The United Arab Emirates is becoming the next big focus for Binance in the wake of a slew of enforcement actions in the United States against the crypto exchange.
Speaking to Cointelegraph, Binance Dubai general manager Alex Chehade said the UAE is a prime destination for crypto businesses seeking a clear path forward and noted its friendly stance toward digital assets.
“Binance identified that the senior leadership of the UAE wanted to establish the region as a focal point for Web3. They’re trying to diversify away from fossil fuels and they see [crypto] as a great driver for doing so,” said Chehade
Ultimately, the clear crypto regulations in the UAE make the region attractive to exchanges like Binance, which is currently wrestling with legal disputes from regulators in the U.S., including the Securities and Exchange Commission, and the Commodities Futures Trading Commission.
“Binance is here [in the UAE] because we’ve been given the surety that we can set up operations and build for the future,” he explained, adding:
“You don’t want to set up where the goalposts move. For big businesses, you need predictability, you need to plan and you need to budget.”

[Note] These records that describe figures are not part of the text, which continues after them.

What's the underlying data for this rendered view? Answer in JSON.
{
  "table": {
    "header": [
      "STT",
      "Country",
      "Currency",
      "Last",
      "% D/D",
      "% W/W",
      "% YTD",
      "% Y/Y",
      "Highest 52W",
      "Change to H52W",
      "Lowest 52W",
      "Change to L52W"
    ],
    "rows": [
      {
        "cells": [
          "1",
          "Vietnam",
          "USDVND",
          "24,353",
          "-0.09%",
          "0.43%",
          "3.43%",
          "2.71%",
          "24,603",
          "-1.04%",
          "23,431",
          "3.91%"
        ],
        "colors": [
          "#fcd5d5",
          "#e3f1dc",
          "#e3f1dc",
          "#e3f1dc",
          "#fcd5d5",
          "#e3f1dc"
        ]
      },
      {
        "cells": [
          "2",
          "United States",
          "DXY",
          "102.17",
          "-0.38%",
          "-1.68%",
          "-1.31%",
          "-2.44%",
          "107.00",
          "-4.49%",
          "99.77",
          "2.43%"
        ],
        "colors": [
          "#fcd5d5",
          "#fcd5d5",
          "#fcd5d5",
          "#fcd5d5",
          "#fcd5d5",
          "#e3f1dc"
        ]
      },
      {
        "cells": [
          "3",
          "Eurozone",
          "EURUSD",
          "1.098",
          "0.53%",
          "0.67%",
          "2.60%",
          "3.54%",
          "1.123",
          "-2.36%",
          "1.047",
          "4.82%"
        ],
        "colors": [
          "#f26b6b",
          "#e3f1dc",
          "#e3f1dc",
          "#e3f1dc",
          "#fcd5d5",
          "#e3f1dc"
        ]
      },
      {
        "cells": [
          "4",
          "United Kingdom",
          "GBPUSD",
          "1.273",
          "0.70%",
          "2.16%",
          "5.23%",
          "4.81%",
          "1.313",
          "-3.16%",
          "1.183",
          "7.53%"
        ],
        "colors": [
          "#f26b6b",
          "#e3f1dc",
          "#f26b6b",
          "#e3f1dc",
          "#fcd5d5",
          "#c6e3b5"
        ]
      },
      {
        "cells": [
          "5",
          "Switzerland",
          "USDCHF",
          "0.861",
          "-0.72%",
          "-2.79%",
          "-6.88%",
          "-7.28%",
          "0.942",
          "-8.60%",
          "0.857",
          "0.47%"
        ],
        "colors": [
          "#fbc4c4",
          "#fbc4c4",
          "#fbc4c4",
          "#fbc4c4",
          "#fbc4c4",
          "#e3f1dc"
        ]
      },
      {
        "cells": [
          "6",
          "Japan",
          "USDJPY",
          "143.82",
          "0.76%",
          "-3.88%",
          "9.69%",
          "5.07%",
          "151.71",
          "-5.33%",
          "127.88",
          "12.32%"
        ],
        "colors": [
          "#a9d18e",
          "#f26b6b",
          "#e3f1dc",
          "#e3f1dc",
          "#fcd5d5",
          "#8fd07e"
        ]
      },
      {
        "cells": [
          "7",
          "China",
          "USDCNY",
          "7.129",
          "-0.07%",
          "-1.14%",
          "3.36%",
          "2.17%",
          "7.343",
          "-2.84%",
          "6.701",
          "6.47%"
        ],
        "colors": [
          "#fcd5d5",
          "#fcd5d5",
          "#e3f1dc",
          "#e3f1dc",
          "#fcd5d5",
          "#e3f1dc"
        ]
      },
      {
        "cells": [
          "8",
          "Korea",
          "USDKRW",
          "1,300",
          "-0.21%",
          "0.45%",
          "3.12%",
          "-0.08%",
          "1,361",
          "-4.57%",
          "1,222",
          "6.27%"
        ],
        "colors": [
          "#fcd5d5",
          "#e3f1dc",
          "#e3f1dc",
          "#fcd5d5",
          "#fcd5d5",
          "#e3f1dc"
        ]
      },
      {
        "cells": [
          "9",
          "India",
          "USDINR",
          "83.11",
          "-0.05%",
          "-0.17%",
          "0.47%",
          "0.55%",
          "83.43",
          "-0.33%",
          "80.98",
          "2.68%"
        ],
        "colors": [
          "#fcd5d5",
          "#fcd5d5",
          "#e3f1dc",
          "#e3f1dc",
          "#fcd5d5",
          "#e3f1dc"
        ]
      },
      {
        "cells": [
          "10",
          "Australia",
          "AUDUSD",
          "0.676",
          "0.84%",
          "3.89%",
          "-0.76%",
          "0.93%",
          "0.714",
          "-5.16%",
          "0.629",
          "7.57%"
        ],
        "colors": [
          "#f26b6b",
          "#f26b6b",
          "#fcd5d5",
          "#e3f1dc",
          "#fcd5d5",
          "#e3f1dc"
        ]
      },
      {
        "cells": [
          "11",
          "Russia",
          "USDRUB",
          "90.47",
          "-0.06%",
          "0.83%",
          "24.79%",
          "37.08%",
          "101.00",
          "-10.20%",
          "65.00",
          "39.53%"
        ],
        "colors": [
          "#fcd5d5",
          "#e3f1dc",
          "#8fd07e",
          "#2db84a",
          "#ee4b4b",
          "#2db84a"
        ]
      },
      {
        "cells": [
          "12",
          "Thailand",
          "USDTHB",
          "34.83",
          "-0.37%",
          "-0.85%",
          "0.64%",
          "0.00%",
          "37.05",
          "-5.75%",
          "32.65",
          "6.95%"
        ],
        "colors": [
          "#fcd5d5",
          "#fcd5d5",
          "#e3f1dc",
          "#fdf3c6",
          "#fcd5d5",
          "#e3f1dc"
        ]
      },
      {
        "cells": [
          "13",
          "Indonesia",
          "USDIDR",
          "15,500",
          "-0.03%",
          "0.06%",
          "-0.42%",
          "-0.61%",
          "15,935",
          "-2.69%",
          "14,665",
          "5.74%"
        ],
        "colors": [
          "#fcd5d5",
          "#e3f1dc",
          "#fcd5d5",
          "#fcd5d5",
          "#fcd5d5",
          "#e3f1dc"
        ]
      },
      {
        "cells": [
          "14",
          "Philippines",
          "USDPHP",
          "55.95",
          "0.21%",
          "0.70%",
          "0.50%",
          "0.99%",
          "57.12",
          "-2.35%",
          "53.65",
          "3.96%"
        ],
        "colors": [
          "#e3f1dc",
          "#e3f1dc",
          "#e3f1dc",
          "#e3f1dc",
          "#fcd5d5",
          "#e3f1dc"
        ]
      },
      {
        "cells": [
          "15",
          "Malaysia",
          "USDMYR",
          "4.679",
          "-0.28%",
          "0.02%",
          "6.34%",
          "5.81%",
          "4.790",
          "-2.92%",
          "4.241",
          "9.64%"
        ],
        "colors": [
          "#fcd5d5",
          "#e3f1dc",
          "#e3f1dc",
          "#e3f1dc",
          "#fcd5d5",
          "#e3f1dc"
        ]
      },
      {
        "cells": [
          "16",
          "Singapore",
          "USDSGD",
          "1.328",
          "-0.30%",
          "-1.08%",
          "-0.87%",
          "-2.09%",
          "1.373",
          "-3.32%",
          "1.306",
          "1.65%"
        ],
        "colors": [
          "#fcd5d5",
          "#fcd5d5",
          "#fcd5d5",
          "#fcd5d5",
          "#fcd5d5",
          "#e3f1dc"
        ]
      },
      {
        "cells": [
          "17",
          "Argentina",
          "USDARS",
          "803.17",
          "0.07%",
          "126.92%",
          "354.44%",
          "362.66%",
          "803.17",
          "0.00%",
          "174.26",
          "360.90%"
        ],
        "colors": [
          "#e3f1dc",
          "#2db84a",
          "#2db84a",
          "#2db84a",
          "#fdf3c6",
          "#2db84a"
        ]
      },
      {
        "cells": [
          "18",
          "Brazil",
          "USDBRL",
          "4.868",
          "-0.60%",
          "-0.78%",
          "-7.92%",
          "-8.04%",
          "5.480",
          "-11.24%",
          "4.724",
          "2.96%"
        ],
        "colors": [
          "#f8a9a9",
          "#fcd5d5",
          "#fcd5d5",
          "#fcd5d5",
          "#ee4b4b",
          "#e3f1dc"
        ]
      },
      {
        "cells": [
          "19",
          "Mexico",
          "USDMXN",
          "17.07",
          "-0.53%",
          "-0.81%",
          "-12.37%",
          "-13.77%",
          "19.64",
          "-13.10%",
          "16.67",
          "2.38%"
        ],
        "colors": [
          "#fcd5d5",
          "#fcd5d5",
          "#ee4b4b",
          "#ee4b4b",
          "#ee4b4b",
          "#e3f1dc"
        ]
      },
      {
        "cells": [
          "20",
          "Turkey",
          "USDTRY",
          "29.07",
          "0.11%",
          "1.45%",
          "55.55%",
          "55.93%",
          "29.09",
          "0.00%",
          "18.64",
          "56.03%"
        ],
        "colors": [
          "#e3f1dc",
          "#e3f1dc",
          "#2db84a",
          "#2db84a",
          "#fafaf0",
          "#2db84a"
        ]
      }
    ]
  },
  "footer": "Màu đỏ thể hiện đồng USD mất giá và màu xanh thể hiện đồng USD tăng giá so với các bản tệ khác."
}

Chehade noted the UAE’s Virtual Assets Regulatory Authority (VARA) as a key driving force behind the surge of crypto-related interest in the region.
“There’s a clear framework for people and businesses to engage with, whereas you’re just not seeing as much of that elsewhere,” he said.
Beyond regulation, Chehade said the influx of young people moving to the UAE could see the region more rapidly adopt crypto than other digital asset hubs.
“The two key drivers are that lots of expatriates are moving here from Europe and Asia, and the overall demographic is younger as well — and we know that younger people have a more favorable mindset when it comes to virtual assets.”
“You don’t see that so much in other crypto hubs.”
Merkle Science CEO Mriganka Pattnaik also praised the regulatory landscape in the UAE, noting that VARA, as the world’s first virtual asset-specific regulator, provides very detailed compliance guidelines for firms working under its purview.
“There’s more interaction with the private sector and regulators because it’s a smaller, early-stage ecosystem,” Pattnaik told Cointelegraph. “It’s also easier to hire teams in the UAE or just build out a team of 100 people, all of whom don’t come from the region.”
On February 7, VARA released its Full Market Product Regulations, which include four compulsory, activity-specific rulebooks that lay down the rules for virtual asset service providers operating in Dubai.
Binance received a preparatory minimal viable product license from VARA in September 2021.